Moreover, for ordinary users, the usage of Squeeth still seems overly complex. Therefore, it is hoped that Opyn will not only launch a token called oSQTH in the future but will also design some simple and usable comprehensive solutions for specific scenarios, allowing users to transfer risks with one click without needing to understand the basic logic of derivatives. Perhaps such services would be the killer application that could truly break the deadlock in the derivatives field.
Finally, Opyn's Squeeth product is expected to go live on the Ethereum mainnet on January 10 and will launch on Ethereum Layer 2 platforms by the end of the first quarter, at which point users can go and experience it.
Bonus at the End ------ Option Greeks
In the main text, to explain the basic principles of hedging more intuitively, we used too many descriptive terms like slope and curvature in the examples. However, in actual operations, we still need quantitative reference indicators to calculate the number of derivatives needed to purchase for risk transfer. These quantitative reference indicators are conventionally represented by Greek letters. Below, we will introduce the three most common Greeks in layman's terms. (Of course, the following statements are not rigorous; they are only intended to give beginners an intuitive understanding.)
1. Delta (Slope Degree)
Delta is used to describe the slope degree of the investment portfolio price curve. The more severe the slope, the larger the Delta value; an upward slope is positive, while a downward slope is negative. Therefore, if you know that the Delta value of your investment portfolio is 1, then the Delta value of the derivatives you need for hedging should be -1.

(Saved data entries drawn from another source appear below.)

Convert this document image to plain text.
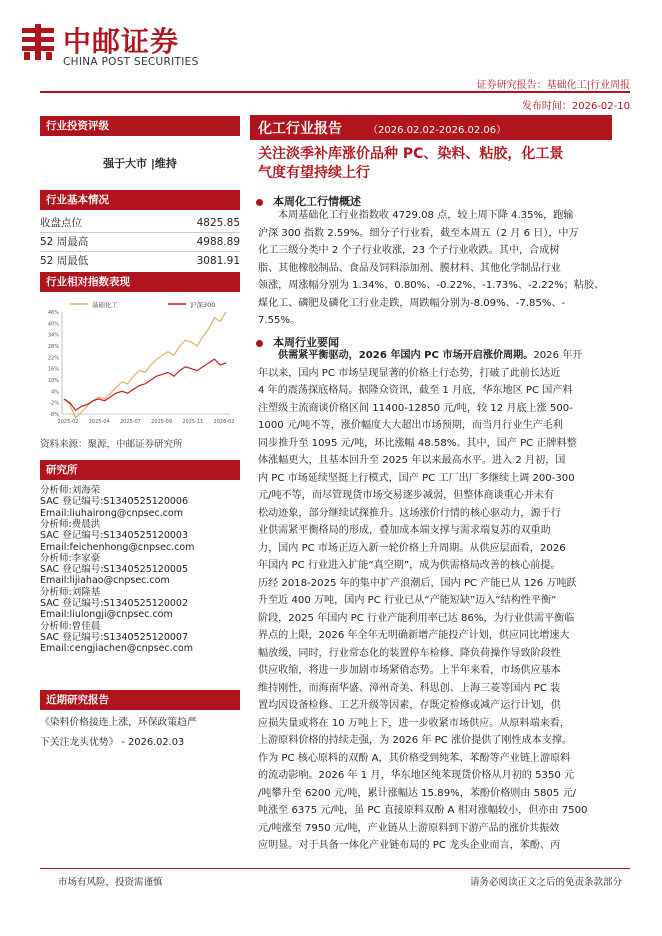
中邮证券
CHINA POST SECURITIES
证券研究报告：基础化工|行业周报
发布时间：2026-02-10
行业投资评级
强于大市 |维持
行业基本情况
收盘点位	4825.85
52 周最高	4988.89
52 周最低	3081.91
行业相对指数表现
基础化工	沪深300
46%
40%
34%
28%
22%
16%
10%
4%
-2%
-8%
2025-02 2025-04 2025-07 2025-09 2025-11 2026-02
资料来源：聚源，中邮证券研究所
研究所
分析师:刘海荣
SAC 登记编号:S1340525120006
Email:liuhairong@cnpsec.com
分析师:费晨洪
SAC 登记编号:S1340525120003
Email:feichenhong@cnpsec.com
分析师:李家豪
SAC 登记编号:S1340525120005
Email:lijiahao@cnpsec.com
分析师:刘隆基
SAC 登记编号:S1340525120002
Email:liulongji@cnpsec.com
分析师:曾佳晨
SAC 登记编号:S1340525120007
Email:cengjiachen@cnpsec.com
近期研究报告
《染料价格接连上涨，环保政策趋严
下关注龙头优势》 - 2026.02.03
化工行业报告	（2026.02.02-2026.02.06）
关注淡季补库涨价品种 PC、染料、粘胶，化工景
气度有望持续上行
本周化工行情概述
本周基础化工行业指数收 4729.08 点，较上周下降 4.35%，跑输
沪深 300 指数 2.59%。细分子行业看，截至本周五（2 月 6 日），中万
化工三级分类中 2 个子行业收涨，23 个子行业收跌。其中，合成树
脂、其他橡胶制品、食品及饲料添加剂、膜材料、其他化学制品行业
领涨，周涨幅分别为 1.34%、0.80%、-0.22%、-1.73%、-2.22%；粘胶、
煤化工、磷肥及磷化工行业走跌，周跌幅分别为-8.09%、-7.85%、-
7.55%。
本周行业要闻
供需紧平衡驱动，2026 年国内 PC 市场开启涨价周期。2026 年开
年以来，国内 PC 市场呈现显著的价格上行态势，打破了此前长达近
4 年的震荡探底格局。据隆众资讯，截至 1 月底，华东地区 PC 国产料
注塑级主流商谈价格区间 11400-12850 元/吨，较 12 月底上涨 500-
1000 元/吨不等，涨价幅度大大超出市场预期，而当月行业生产毛利
同步推升至 1095 元/吨，环比涨幅 48.58%。其中，国产 PC 正牌料整
体涨幅更大，且基本回升至 2025 年以来最高水平。进入 2 月初，国
内 PC 市场延续坚挺上行模式，国产 PC 工厂出厂多继续上调 200-300
元/吨不等，而尽管现货市场交易逐步减弱，但整体商谈重心并未有
松动迹象，部分继续试探推升。这场涨价行情的核心驱动力，源于行
业供需紧平衡格局的形成，叠加成本端支撑与需求端复苏的双重助
力，国内 PC 市场正迈入新一轮价格上升周期。从供应层面看，2026
年国内 PC 行业进入扩能“真空期”，成为供需格局改善的核心前提。
历经 2018-2025 年的集中扩产浪潮后，国内 PC 产能已从 126 万吨跃
升至近 400 万吨，国内 PC 行业已从“产能短缺”迈入“结构性平衡”
阶段，2025 年国内 PC 行业产能利用率已达 86%，为行业供需平衡临
界点的上限，2026 年全年无明确新增产能投产计划，供应同比增速大
幅放缓，同时，行业常态化的装置停车检修、降负荷操作导致阶段性
供应收缩，将进一步加剧市场紧俏态势。上半年来看，市场供应基本
维持刚性，而海南华盛、漳州奇美、科思创、上海三菱等国内 PC 装
置均因设备检修、工艺升级等因素，存既定检修或减产运行计划，供
应损失量或将在 10 万吨上下，进一步收紧市场供应。从原料端来看，
上游原料价格的持续走强，为 2026 年 PC 涨价提供了刚性成本支撑。
作为 PC 核心原料的双酚 A，其价格受到纯苯、苯酚等产业链上游原料
的流动影响。2026 年 1 月，华东地区纯苯现货价格从月初的 5350 元
/吨攀升至 6200 元/吨，累计涨幅达 15.89%，苯酚价格则由 5805 元/
吨涨至 6375 元/吨，虽 PC 直接原料双酚 A 相对涨幅较小，但亦由 7500
元/吨涨至 7950 元/吨，产业链从上游原料到下游产品的涨价共振效
应明显。对于具备一体化产业链布局的 PC 龙头企业而言，苯酚、丙
市场有风险，投资需谨慎	请务必阅读正文之后的免责条款部分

2. Gamma (Curvature Degree)
Gamma is mainly used to describe whether your investment portfolio price curve is bent. When hedging, it is necessary to make the hedged Gamma value as close to zero as possible (which is to straighten the curve as in Case 2).
3. Vega (Implied Volatility)
The price of a health insurance policy with completely identical conditions sold to an 80-year-old is bound to be much higher than that sold to a 20-year-old. The underlying logic is that the probability of health issues arising for an 80-year-old is certainly much higher than that for a 20-year-old.

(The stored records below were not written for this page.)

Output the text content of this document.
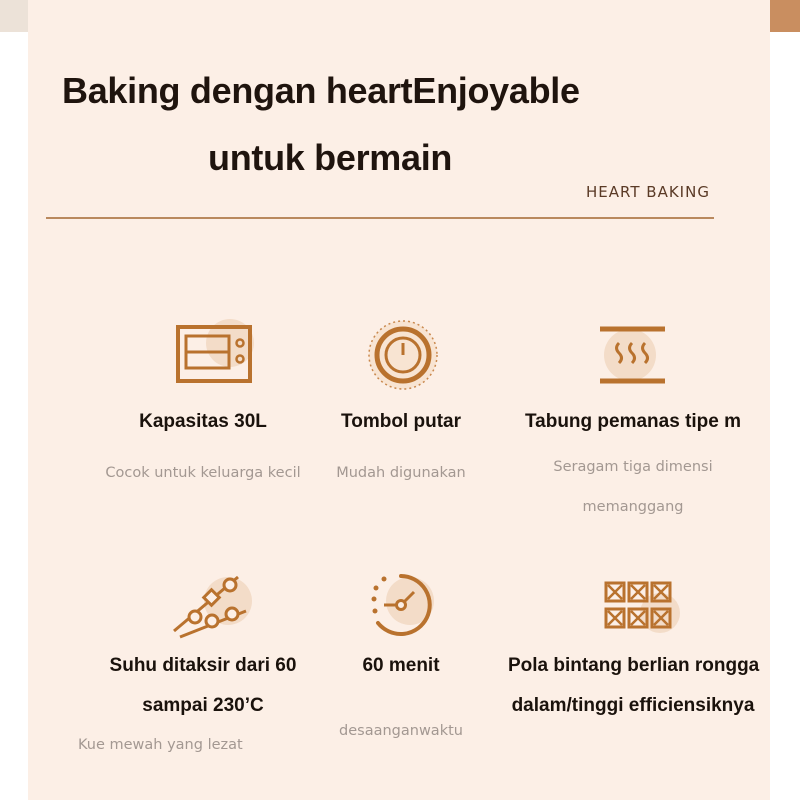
Baking dengan heartEnjoyable
untuk bermain
HEART BAKING
Kapasitas 30L
Cocok untuk keluarga kecil
Tombol putar
Mudah digunakan
Tabung pemanas tipe m
Seragam tiga dimensi
memanggang
Suhu ditaksir dari 60
sampai 230’C
Kue mewah yang lezat
60 menit
desaanganwaktu
Pola bintang berlian rongga
dalam/tinggi efficiensiknya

Therefore, if you want to accurately assess the probability of health risks occurring in different age groups, in addition to collecting a large amount of medical data for statistical analysis, a more clever approach is to directly observe the premium prices set for the same health insurance policy across different demographics. The higher the premium, the higher the implied probability of health issues.
This risk level reflected in the prices of risk management products is known as the implied volatility of the product.
If we replace the health insurance policy in the example above with an options product, we can indirectly judge the probability of price fluctuations in the future by directly observing the market prices of the same options product. As long as this is an open and freely competitive efficient market, the price discovery function of the market will automatically reflect everyone's consensus on future price volatility.
Vega reflects the sensitivity of option prices to implied volatility. Therefore, we can easily derive everyone's expectations for future volatility using specific algorithms.
The Squeeth product, like options, can also indirectly derive the implied volatility of future prices through its price. Moreover, due to the uniformity of liquidity, it will inevitably make the price game more sufficient. Therefore, compared to traditional options products, the implied volatility obtained through Squeeth may be more representative.